De nuevo interviene Tomás Lagunas:

"Algunos comentarios que me han llamado la atención son las críticas al sistema jerárquico contra el que todo el mundo se resiste, por lo menos 'de boquilla', pues es ese sistema el que permite establecer privilegios al impedir el ascenso o la promoción de otros que vienen detrás y tal vez sobrados de méritos para ocupar puestos ya 'ocupados' por ese sistema jerárquico tan injusto.

Todo eso de la comunicación interna, la gestión participativa, la calidad en los procesos y el buen rollo, está muy bien.

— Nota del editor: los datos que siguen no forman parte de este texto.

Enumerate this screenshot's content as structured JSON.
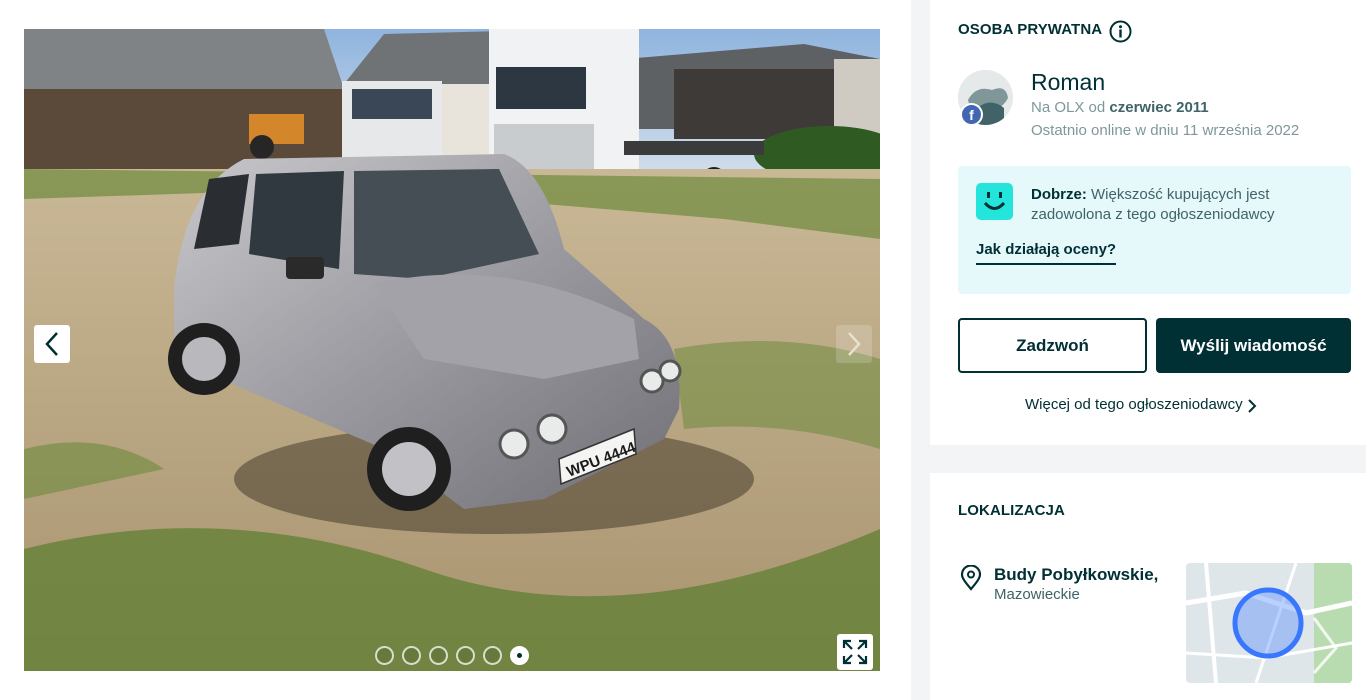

Al final todo se resume en el hecho de que los de arriba realizan las labores atractivas y bien remuneradas, y los huesos se los echan a los perros.

Una frase que me llamó la atención especialmente es aquella que dice 'hemos aceptado un sistema rígido en las remuneraciones'. Yo solamente me presenté a unas oposiciones, pero no he realizado ningún juramento de fidelidad al sistema retributivo de los funcionarios ni a las congelaciones salariales de ningún partido político.

En cuanto al comentario de Honorio Penadés 'hacer algo viejo como atender un mostrador de información' creo que no ha sido acertado. Sería tanto como decir que un odontólogo no quiere examinar la boca a un paciente para diagnosticar unas simples caries.

Tengo verdadero interés en ver el resultado de los grupos de trabajo relacionados con la reorganización de los que nos habla Francisco López, en los cuales se integran sin distinción los auxiliares y los ayudantes. Supongo que esta integración sin distinción se refiere a que no se han puesto unos la bata blanca y los otros la azul, porque si todos hacen el mismo trabajo, esto se convierte en un absurdo. Yo personalmente me sentiría ofendido realizando el mismo trabajo y cobrando menos.

Tu duda, Francisco, sobre si nosotros mismos nos valoramos te la resuelvo yo rápidamente: mi solución a todo esto pasa por un replanteamiento de los contenidos intelectuales y técnicos de la profesión de bibliotecario, así como de las funciones que debemos desarrollar. Todo esto sazonado con un buen sistema de selección del personal que no cree frustración y lo suficientemente flexible para que no impida la promoción profesional".

calimaco@udc.es

En este punto tan interesante, el debate se interrumpió y de momento no ha continuado.

Resumen realizado para IWE por Cristina García Testal.